Already the benefits of debt reduction have meant about $2,000 a year -- or deficit reduction, and then debt reduction -- has been about $2,000 a year in lower interest payments for home mortgages, about $200 a year in lower interest payments for cars, about $200 a year for lower interest payments on college loans. And if we stay on this path, rather than go back and spend all the surplus and get back into the Social Security funds, it will keep interest rates about a point lower over the next decade. That will be worth in home mortgages alone over $300 billion.

So this is a very important thing to do. And I hope that we will see a continuation of this trend in this year's final end-game budget negotiations. However, the fiscal year is almost over and Congress still has sent me only two of the 13 spending bills. We need to put our priorities in order and put the broad national interest above special interest.

The key to fiscal discipline, to these kinds of results, is maintaining it each year, year after year. If you look at what's happened in the last eight years, federal spending today as a percentage of the economy is the lowest it has been since 1966. The federal civilian work force is the smallest it's been since 1960, down 377,000 from the day I took office.
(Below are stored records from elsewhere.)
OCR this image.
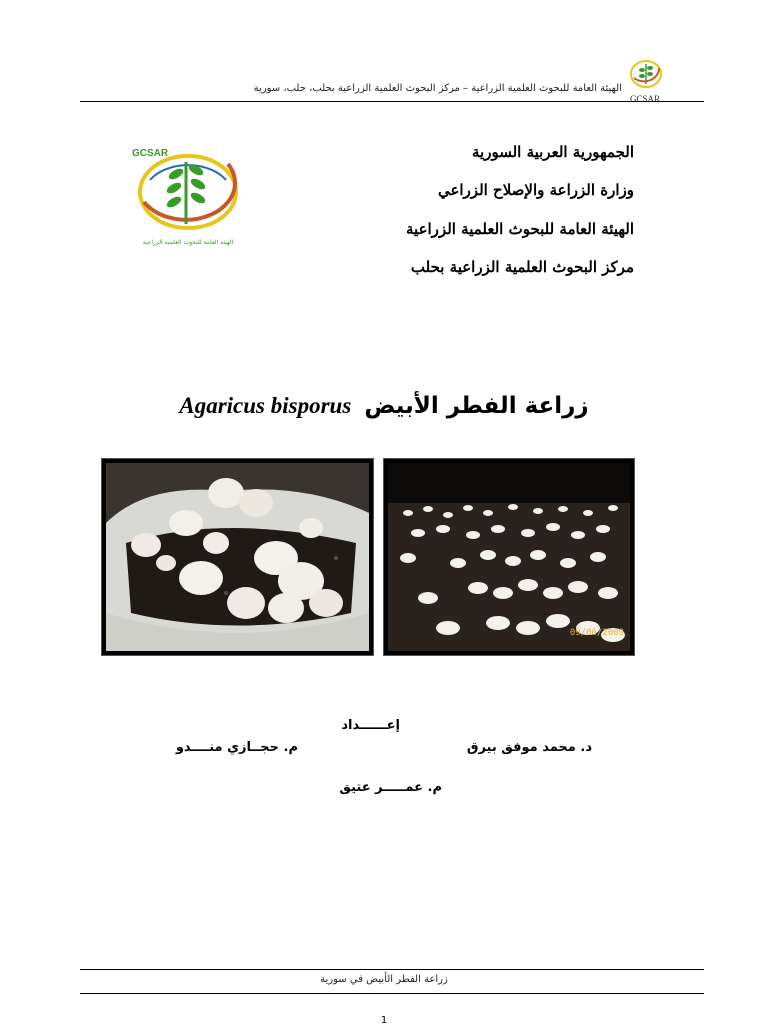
GCSAR
الهيئة العامة للبحوث العلمية الزراعية – مركز البحوث العلمية الزراعية بحلب، حلب، سورية
GCSAR
الهيئة العامة للبحوث العلمية الزراعية
الجمهورية العربية السورية
وزارة الزراعة والإصلاح الزراعي
الهيئة العامة للبحوث العلمية الزراعية
مركز البحوث العلمية الزراعية بحلب
زراعة الفطر الأبيض Agaricus bisporus
09/06/2009
إعــــــداد
د. محمد موفق بيرق
م. حجــازي منــــدو
م. عمـــــر عتيق
زراعة الفطر الأبيض في سورية
1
I am concerned, frankly, about the size and last-minute nature of this year's congressional spending spree, where they seem to be loading up the spending bills with special projects for special interests, but can't seem to find the time to raise the minimum wage, or pass a patients' bill of rights, or drug benefits for our seniors through Medicare, or tax cuts for long-term care, child care, or college education.

And first and foremost, they haven't found the funds for education, for continuing to hire 100,000 qualified teachers to reduce class size, to build and modernize schools, to provide after-school for children who need it, and have real accountability for failing schools, requiring them to turn around or shut down or be put under new management.

These are the things that need to be done, and I certainly hope they will be. We can finish this year...

KAGAN: We are listening to President Clinton, as he speaks at the White House, announcing the largest budget surplus in the history of the federal government. It will be $230 billion for the fiscal year. Much of that money being Used to payoff the national debt.

Of course, the debate will continue on the campaign trail about what that surplus money should be used for.